「ミサイル発射は金正日総書記の遺言。間違いなく強行される」元専属料理人が語る北朝鮮の思惑
北朝鮮が4月12日から16日の間に予告している「ミサイル発射」には、どのような思惑が隠されているのか。故金正日総書記の元専属料理人を2001年まで13年間務めた藤本健二氏は、2月の米朝交渉に反発する軍部の暴走とする説を一蹴、これは金正日総書記の決裁を受けたものだと断言する。
「ミサイル発射には大がかりな準備が必要で、事前準備に半年から1年以上かかります。発射は金正日総書記が亡くなる前に決まっていたと考えるべきなのです」
もともと、北朝鮮は故金日成主席の誕生100周年、金正日総書記の誕生70周年に当たる今年2012年を、「強盛大国への大門を開く年」にするとして、4月15日(故金日成主席の誕生日)に北朝鮮の国際的権威を高める大イベントを計画していた。「その大イベントこそが、極軌道で地球を周回する軍事スパイ衛星『光明星3号』の打ち上げだったのでしょう」(藤本氏)というわけだ。
「北極から南極にかけて周回するわけですから、北朝鮮は北半球から南半球まで、すべての国を監視することが可能となる。これまで、北朝鮮はアメリカの衛星によって細かく偵察されてきました。そのため、金正日総書記は視認されにくい夜間を選んで移動していたほど。それが、これからは逆にアメリカ側の動きを偵察できるわけですから、これほど内外に政権の力をアピールできる材料はない。『北朝鮮は軍事的強国だ。アメリカにも負けることはない』と、大見えを切ることができるのです」(藤本氏)

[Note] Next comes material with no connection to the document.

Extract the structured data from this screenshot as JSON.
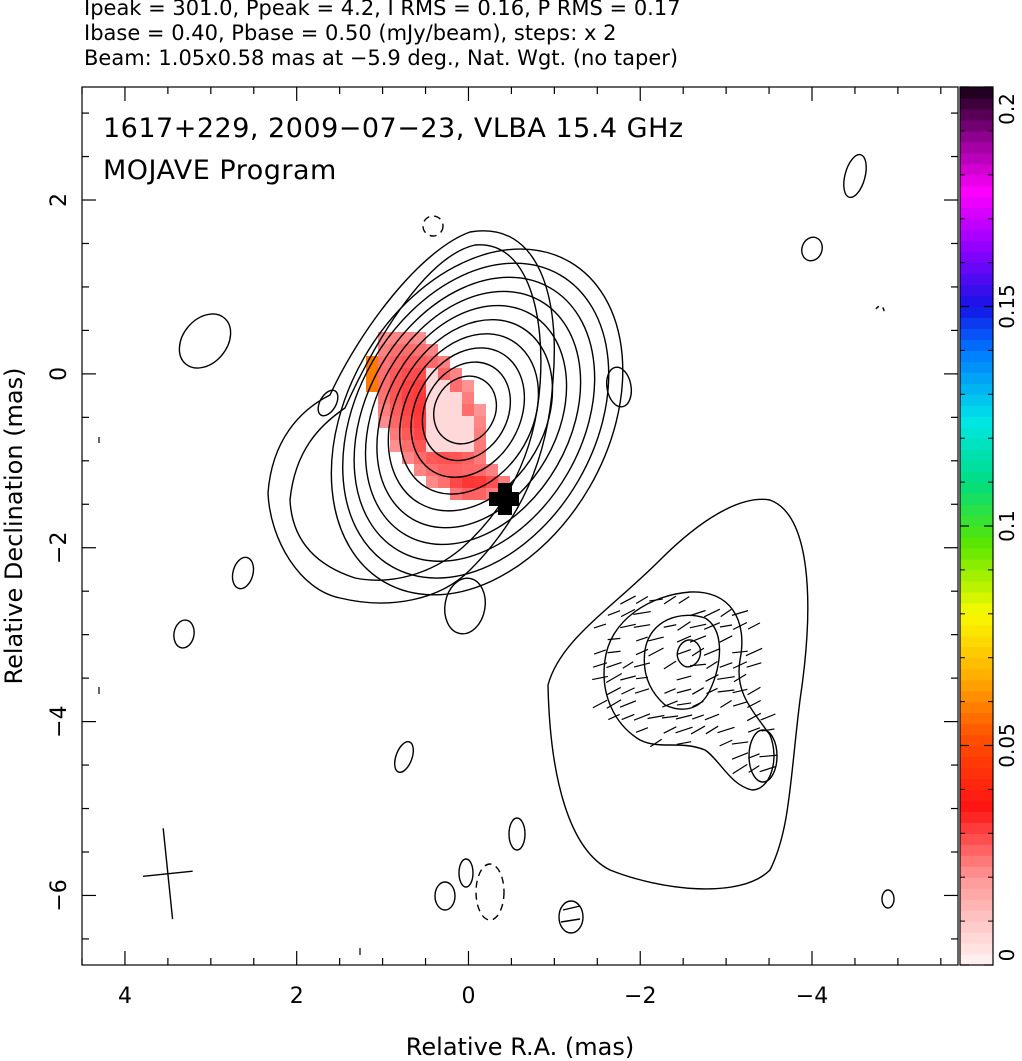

米国などは「光明星3号」を“長距離ミサイル”として危険視、食糧支援中断などの制裁措置を発表している。しかし、これほどのリスクを犯しても、今回のミサイル発射は強行されると藤本氏は見る。
「ご存じのように、三男の正恩氏が後継者に決定しました。今回のミサイル発射はあらためてロイヤルファミリー内で権力継承がされたことを祝賀する一大号砲の性格も併せ持っているのです。しかも、金正日総書記が死去しただけに、若い後継者である正恩大将を支え、その権威を高めることが以前にも増して重要になっている。そのためにも、ますますミサイル発射を成功させることが要求されているわけで、国際社会がいくら自制を迫っても北朝鮮がそれに応じることはまずないでしょう」
金正日総書記の“遺言”によって発射されるミサイルだけに、自制を求める諸外国の声は北朝鮮の耳に入らないようだ。